The Need for Causal Inference in Observational Data

In data science, determining whether an intervention caused a change in an outcome goes beyond correlation; this is the essence of causal inference. Observational data, unlike randomized experiments, often suffer from confounding, where certain variables affect both treatment assignment and outcomes. For instance, in marketing, loyal customers may be more likely to receive a promotion and more likely to purchase regardless. Comparing their purchase rates naively to those of other customers would overstate the promotion’s impact. To draw valid causal conclusions, data scientists need methods to adjust for these confounders and approximate a fair comparison between groups. This is where propensity scores become a crucial tool.

What is a Propensity Score?

A propensity score shows how likely a unit (e.g., a customer) is to receive a treatment given its observed characteristics. Formally, if ^W indicates treatment and ^X represents covariates, the propensity score for an individual with features X=x is:

e(x) = P(W=1| X=x)

Typically, propensity scores are estimated using logistic regression or other classification methods to predict treatment assignment from covariates. The key intuition is that two individuals with the same propensity score have similar probabilities of receiving treatment, given their observed characteristics. Therefore, researchers can more credibly attribute differences in outcomes between them to the treatment itself.

Example Scenario: Email Campaign Effect on Purchases

Imagine an online retailer ran a promotional email campaign to encourage purchases. Unlike a randomized experiment, the marketing team targeted specific customers, for instance, those who had shopped recently or spent more in the past, while others did not receive the email. Our goal is to estimate the causal effect of the email on purchase behavior: did the email actually increase the purchase rate, or were other factors at play?

Observational Challenges

This estimation is challenging because the treated customers (email recipients) differ systematically from the control group (non-recipients). Recent shoppers and high spenders are more likely to be targeted, indicating that pre-existing differences, such as recency of purchase and spending history, act as confounders. Ignoring these can bias the campaign’s estimated effect.

Dataset Overview

Suppose we have data on a cohort of customers, including:

Treatment: Whether they received the promo email (Yes/No)
Outcome: Whether they purchased in the subsequent period
Covariates:
- Recency: Months since last purchase
- History: Total spending in the past year
- Newbie: Whether the customer has been new in the past year
- Channel: Primary channel of past purchases (e.g., web, phone)

In our dataset:

35% of customers were treated (received the email)
65% were controls (did not receive the email)

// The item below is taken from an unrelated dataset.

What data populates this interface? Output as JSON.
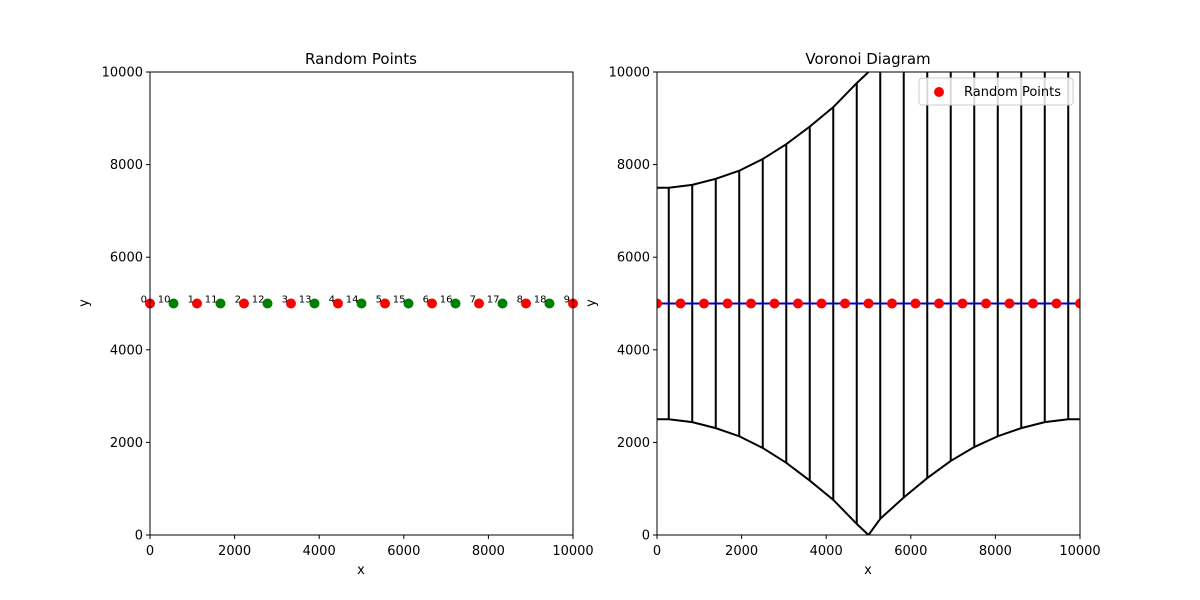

Covariate Differences Between Groups

Covariate	Treated (Email)	Control (No Email)
Recency (months since last purchase)	4.4	6.7
History (past year spending $)	765	490
Newbie (% new customers)	9.8%	20.7%

As expected, the treated group consists of more active and valuable customers:

They purchased more recently (4.4 months vs. 6.7 months)
They spent more in the past year ($765 vs. $490)
They are less likely to be new customers (9.8% vs. 20.7%)

These differences indicate substantial confounding.

Naive Outcome Comparison

If we compute the purchase rate without adjustment:

Treated customers: 6% purchased
Control customers: 0% purchased

This gives a raw difference of ~6.6 percentage points, suggesting a large effect. However, much of this difference may be due to pre-existing characteristics. Treated customers were inherently more likely to buy because they were more engaged to begin with. Without adjusting for confounders, we risk overestimating the true effect of the email campaign.

Propensity Score Matching to Adjust for Confounders

PSM is a common method for adjusting for confounders in observational studies and approximating a causal comparison. The key idea is to pair each treated customer with one or more untreated customers with similar propensity scores, i.e., similar probabilities of receiving the treatment given observed covariates. This process creates a matched sample in which the distribution of covariates is more balanced across the treated and control groups.

Matching on the propensity score balances multiple covariates at once, making the treatment and control groups comparable. Essentially, propensity score matching simulates a randomized experiment after the fact, ensuring that the treated and control groups are similar with respect to observed characteristics.

How Matching Works in the Email Campaign Example?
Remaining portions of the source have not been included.